What inspires you to give back to the community?
It is easy for me to get inspired by a cause I truly care about and it’s rewarding to see the direct impact I can have on my own community. Unlike so many other aspects of life which I may not be able to control, giving in a communal sense allows me to choose where and how to make a difference. There is a special line contained in the “Ethics of the Fathers” which states: “It is not your duty to complete the work ... but neither are you free to desist from it.” If we don’t get involved in our Jewish community, who will?
Was there ever a turning point or shift that made you change how you approach ,community service or become active in the Jewish world?
Approximately 28 years ago, my wife and I met with the inimitable Rabbi Mordechai Gifter (of blessed memory) a true Torah giant with incredible insight.
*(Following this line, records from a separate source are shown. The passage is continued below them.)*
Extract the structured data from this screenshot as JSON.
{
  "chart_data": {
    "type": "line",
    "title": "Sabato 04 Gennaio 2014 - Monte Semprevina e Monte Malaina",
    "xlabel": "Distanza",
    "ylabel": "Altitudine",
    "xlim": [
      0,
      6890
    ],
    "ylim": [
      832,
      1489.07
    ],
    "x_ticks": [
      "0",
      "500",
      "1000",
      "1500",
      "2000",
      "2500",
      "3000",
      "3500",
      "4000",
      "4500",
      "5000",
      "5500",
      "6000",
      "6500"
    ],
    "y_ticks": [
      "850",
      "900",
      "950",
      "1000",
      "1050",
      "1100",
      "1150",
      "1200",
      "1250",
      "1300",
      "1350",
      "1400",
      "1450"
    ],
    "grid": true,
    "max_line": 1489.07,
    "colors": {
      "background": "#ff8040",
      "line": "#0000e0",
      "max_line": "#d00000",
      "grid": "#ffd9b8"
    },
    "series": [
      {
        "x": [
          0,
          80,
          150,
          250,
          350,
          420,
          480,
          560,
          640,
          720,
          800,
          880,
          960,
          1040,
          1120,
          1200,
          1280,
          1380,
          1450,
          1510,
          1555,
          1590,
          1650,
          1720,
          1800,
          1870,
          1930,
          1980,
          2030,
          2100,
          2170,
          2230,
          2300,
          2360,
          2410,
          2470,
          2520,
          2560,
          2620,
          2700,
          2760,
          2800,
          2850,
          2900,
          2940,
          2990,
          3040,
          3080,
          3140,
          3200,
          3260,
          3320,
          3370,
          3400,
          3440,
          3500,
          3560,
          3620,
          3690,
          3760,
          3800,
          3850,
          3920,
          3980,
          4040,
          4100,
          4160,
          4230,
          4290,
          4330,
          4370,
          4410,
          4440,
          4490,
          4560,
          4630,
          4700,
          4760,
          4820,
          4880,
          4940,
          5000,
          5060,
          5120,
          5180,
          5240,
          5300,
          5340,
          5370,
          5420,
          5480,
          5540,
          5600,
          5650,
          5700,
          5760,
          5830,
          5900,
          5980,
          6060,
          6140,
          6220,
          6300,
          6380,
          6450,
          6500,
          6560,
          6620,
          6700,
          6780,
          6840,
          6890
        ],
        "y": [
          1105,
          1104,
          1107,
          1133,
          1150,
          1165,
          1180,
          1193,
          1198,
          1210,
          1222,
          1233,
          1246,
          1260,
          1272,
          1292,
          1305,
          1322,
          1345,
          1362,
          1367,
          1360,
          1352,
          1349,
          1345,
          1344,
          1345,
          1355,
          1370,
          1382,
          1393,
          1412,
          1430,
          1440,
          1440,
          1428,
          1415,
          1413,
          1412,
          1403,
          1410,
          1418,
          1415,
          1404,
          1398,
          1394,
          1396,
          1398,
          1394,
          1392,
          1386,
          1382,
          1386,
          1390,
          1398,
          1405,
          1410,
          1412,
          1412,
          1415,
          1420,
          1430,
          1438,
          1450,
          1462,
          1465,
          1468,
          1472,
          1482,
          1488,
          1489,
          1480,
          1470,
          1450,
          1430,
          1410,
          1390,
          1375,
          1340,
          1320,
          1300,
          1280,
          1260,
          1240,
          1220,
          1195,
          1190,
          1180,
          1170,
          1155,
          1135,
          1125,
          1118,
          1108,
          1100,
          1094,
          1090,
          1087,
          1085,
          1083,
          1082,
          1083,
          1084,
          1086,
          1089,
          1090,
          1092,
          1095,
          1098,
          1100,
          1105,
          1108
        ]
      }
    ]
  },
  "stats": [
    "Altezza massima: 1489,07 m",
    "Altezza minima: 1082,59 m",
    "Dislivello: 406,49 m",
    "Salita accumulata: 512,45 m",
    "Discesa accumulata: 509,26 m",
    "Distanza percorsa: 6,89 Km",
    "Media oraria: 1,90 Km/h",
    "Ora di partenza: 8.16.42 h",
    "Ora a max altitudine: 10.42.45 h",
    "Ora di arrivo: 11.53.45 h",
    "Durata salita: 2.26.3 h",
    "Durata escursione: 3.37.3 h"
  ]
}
The specific question we posed was whether it would be in our children’s best interest to move to a larger Jewish community that had more social and educational opportunities and options or to remain in Columbus. Rabbi Gifter stated unequivocally that my wife and I should remain in Columbus and get involved as much as we could in order to strengthen the Jewish environment and community in Columbus.
Is there any particular cause, issue or organization you are especially passionate about? What have you done to address it?
As the son-in-law of Rabbi David Stavsky (of blessed memory), I have always been intimately involved with Beth Jacob Synagogue. I have seen how a synagogue can serve as the primary hub for Jewish life, the home for all major lifecycle events and the anchor for families in both good times and in bad. As such, I am a big believer that the stronger our religious congregations are, the stronger our overall community will be. My wife and I, therefore, had an idea to recruit young families from out of town into our shul and specifically to the Berwick neighborhood. In the past five years, we launched a program called “Beth Jacob Thrive,” where we have assisted more than a dozen families from outside of Columbus to move to our neighborhood and shul. They have brought energy, vibrancy and vitality to Beth Jacob Synagogue and the entire Columbus Jewish community.
Did you have any mentors? If so, what was your relationship to them and how did they impact you?
My father, George Weisz (of blessed memory), an Auschwitz Holocaust survivor, lost most of his family members in the Holocaust. My father, after having endured the horrors of the Holocaust and without speaking a word of English, without having a dollar in his pocket and without having any safety net to fall back upon, came to America and courageously began a new life and family in Cleveland and became a successful business entrepreneur, while still emphasizing the importance of his family and faith. Throughout his pre- and post-war life, my father remained Sabbath observant.
It is rare to also choose one’s father-in-law, Stavsky, not just as your mentor but also as your rabbi, adviser, teacher, role model and even your neighbor. These two individuals in my life, who I have most looked up to and tried to emulate, both enriched my life with their knowledge and upon their passing, my families’ lives were left bereft of two noble princes amongst men.